Tuesday, December 3, 2013

Terlambat yang Berkualitas



Guguran Angsana masih menutupi sepertiga bagian jalanan kampus. Aku adalah pengagum Angsana. Yang sangat gemar berdiri di bawah pohon Angsana ketika bunga kuning ini sedang berguguran. Biasanya aku menelentangkan telapak tangan dan mebiarkan Angsana jatuh di sana, atau kalau sedang benar-benar penat aku dongakkan kepalaku menghadap pohon lalu membiarkan bunga-bunga mungil itu menyentuh wajahku. Entah bagaimana, ini menenangkan buatku. Andai saja semua ingatan pahit itu seringan Angsana: mudah gugur dan terbang jauh dibawa angin. Namun aku belajar satu hal dari Angsana, meski kita jatuh dan luruh kita masih bisa terlihat indah. Ya, Angsana yang jatuh ke tanah selalu indah.
Kuhela napas panjang dan melanjutkan perjalanan. Hari ini ada kelas pagi, dan aku sudah terlambat sepuluh menit. Namun langkahku kembali tersendat, kali ini cenderung berat. Kusaksikan ibu-ibu paruh baya mengaduk semen dengan pacul dan perabot lainnya, wajah mereka penuh peluh tapi tetap saja melempar senyum yang buat hati jadi teduh. Tuhan, bukankah lebih baik ibu-ibu ini mengaduk sayur di dapur rumahnya? Menyiapkan makan untuk anak dan suaminya? Tidak malah melakukan pekerjaan yang –menurutku— sekeras ini. Katakanlah memang ibu-ibu tersebut kuat, tapi mereka adalah perempuan. Bagiku tetap menyakitkan menyaksikan mereka begitu, sangat menyakitkan. Bayangan wajah ibu muncul, memang beliau tak bekerja mengaduk semen seperti ibu-ibu ini. Tapi hatinya dan hati semua ibu itu sama, selalu diaduk perasaan cemas tentang keberlangsungan hidup keluarganya. Terutama anaknya. Aku hela napas lebih panjang, sambil membuat pengharapan. Moga Bunda di sana disayang Allah.
Sol sepatuku kembali beradu dengan trotoar kampus, sesekali mengenai Angsana yang berserakan. Sudah lima belas menit keterlambatanku, dan ada hal lain yang membuat langkahku kembali melemah. Seorang perempuan paruh baya dan lelaki paruh baya berjalan beriringan tepat di depanku. Secara otomatis langkahku ikut melamban, mengamati sepasang paruh baya tersebut. Sang lelaki menggenggam sekumpulan kemoceng di tangan kananya, sementara kanan kirinya memegang pundak sang perempuan. Sang perempuan juga tak kalah sibuk, kedua tangannya memeluk beberapa sapu ijuk. Mereka berdua berjalan beriringang, menjajakan kemoceng dan sapu ijuk pada siapa saja yang membutuhkan. Kusaksikan langkah kaki mereka yang pelan tapi  terus saja berjalan, pasti dan jelas arahnya. Meski pelan, tapi mereka pantang mundur. Apalagi memilih duduk dan berharap belas kasih. Tidak, itu bukan mereka. Betapa bergetarnya seluruh isi hati menyaksikan ini semua. Jelas, perasaan malu itu terus menyergap diri. Malu, malu sekali!!! Bukankah harusnya aku bisa semantap mereka? Lebih malah! Ya,  harusnya. Tapi nyatanya? Ya beginilah. Oh ya, kau perlu tahu satu hal. Kenapa sang lelaki memegang pundak sang perempuan? Sebab hanya dengan begitulah sang lelaki bisa ‘melihat’. Itulah yang membuat semua terasa lebih menyayat.

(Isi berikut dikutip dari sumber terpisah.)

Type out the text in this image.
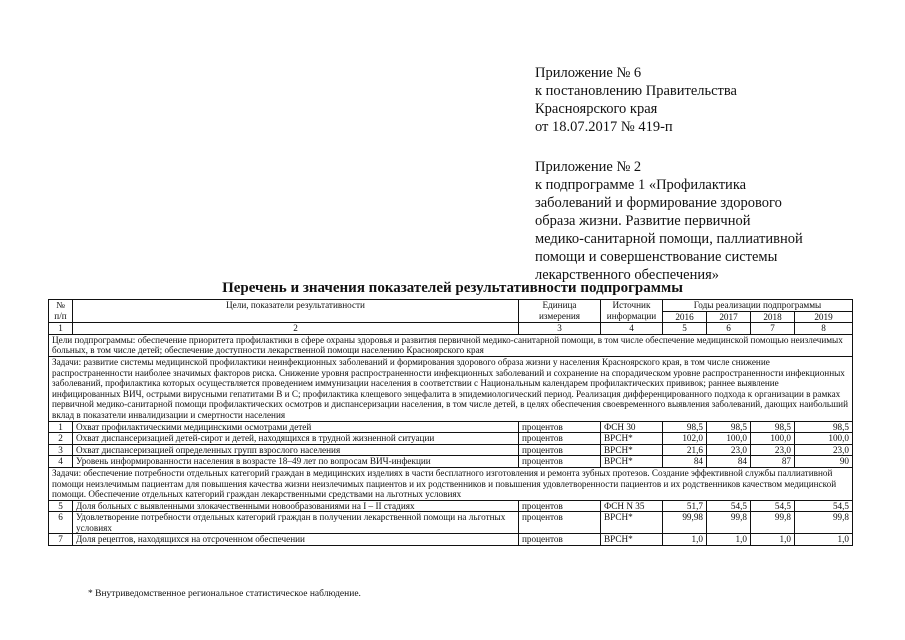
Приложение № 6

к постановлению Правительства

Красноярского края

от 18.07.2017 № 419-п

Приложение № 2

к подпрограмме 1 «Профилактика

заболеваний и формирование здорового

образа жизни. Развитие первичной

медико-санитарной помощи, паллиативной

помощи и совершенствование системы

лекарственного обеспечения»

Перечень и значения показателей результативности подпрограммы
№ п/п	Цели, показатели результативности	Единица измерения	Источник информации	Годы реализации подпрограммы			
				2016	2017	2018	2019
1	2	3	4	5	6	7	8
Цели подпрограммы: обеспечение приоритета профилактики в сфере охраны здоровья и развития первичной медико-санитарной помощи, в том числе обеспечение медицинской помощью неизлечимых больных, в том числе детей; обеспечение доступности лекарственной помощи населению Красноярского края							
Задачи: развитие системы медицинской профилактики неинфекционных заболеваний и формирования здорового образа жизни у населения Красноярского края, в том числе снижение распространенности наиболее значимых факторов риска. Снижение уровня распространенности инфекционных заболеваний и сохранение на спорадическом уровне распространенности инфекционных заболеваний, профилактика которых осуществляется проведением иммунизации населения в соответствии с Национальным календарем профилактических прививок; раннее выявление инфицированных ВИЧ, острыми вирусными гепатитами В и С; профилактика клещевого энцефалита в эпидемиологический период. Реализация дифференцированного подхода к организации в рамках первичной медико-санитарной помощи профилактических осмотров и диспансеризации населения, в том числе детей, в целях обеспечения своевременного выявления заболеваний, дающих наибольший вклад в показатели инвалидизации и смертности населения							
1	Охват профилактическими медицинскими осмотрами детей	процентов	ФСН 30	98,5	98,5	98,5	98,5
2	Охват диспансеризацией детей-сирот и детей, находящихся в трудной жизненной ситуации	процентов	ВРСН*	102,0	100,0	100,0	100,0
3	Охват диспансеризацией определенных групп взрослого населения	процентов	ВРСН*	21,6	23,0	23,0	23,0
4	Уровень информированности населения в возрасте 18–49 лет по вопросам ВИЧ-инфекции	процентов	ВРСН*	84	84	87	90
Задачи: обеспечение потребности отдельных категорий граждан в медицинских изделиях в части бесплатного изготовления и ремонта зубных протезов. Создание эффективной службы паллиативной помощи неизлечимым пациентам для повышения качества жизни неизлечимых пациентов и их родственников и повышения удовлетворенности пациентов и их родственников качеством медицинской помощи. Обеспечение отдельных категорий граждан лекарственными средствами на льготных условиях							
5	Доля больных с выявленными злокачественными новообразованиями на I – II стадиях	процентов	ФСН N 35	51,7	54,5	54,5	54,5
6	Удовлетворение потребности отдельных категорий граждан в получении лекарственной помощи на льготных условиях	процентов	ВРСН*	99,98	99,8	99,8	99,8
7	Доля рецептов, находящихся на отсроченном обеспечении	процентов	ВРСН*	1,0	1,0	1,0	1,0
* Внутриведомственное региональное статистическое наблюдение.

Alhasil aku sampai di kelas hampir setengah jam setelah kelas dimulai. Ya, aku terlambat. Tapi bagiku ini terlambat yang berkualitas. Sebab bisa saja ketika aku tadi tidak terlambat aku hanya akan terpenjara pada kelas pagi dan terhinoptis integral tak tentu atau sebangsanya. Namun dengan terlambat, aku bisa dapat banyak pelajaran di jalan, yang tidak akan pernah aku dapat di dalam kelas. Dan tidak akan pernah aku dapat ketika aku tidak terlambat.
Oleh karena itu, jangan cela orang yang terlambat. Bisa jadi dia memang terlambat yang berkualitas. Bagaimana terlambat yang berkualitas itu? Terlambat yang bukan karena bangun kesiangan, ketinggalan bis, antre mandi, dan kawan-kawannya.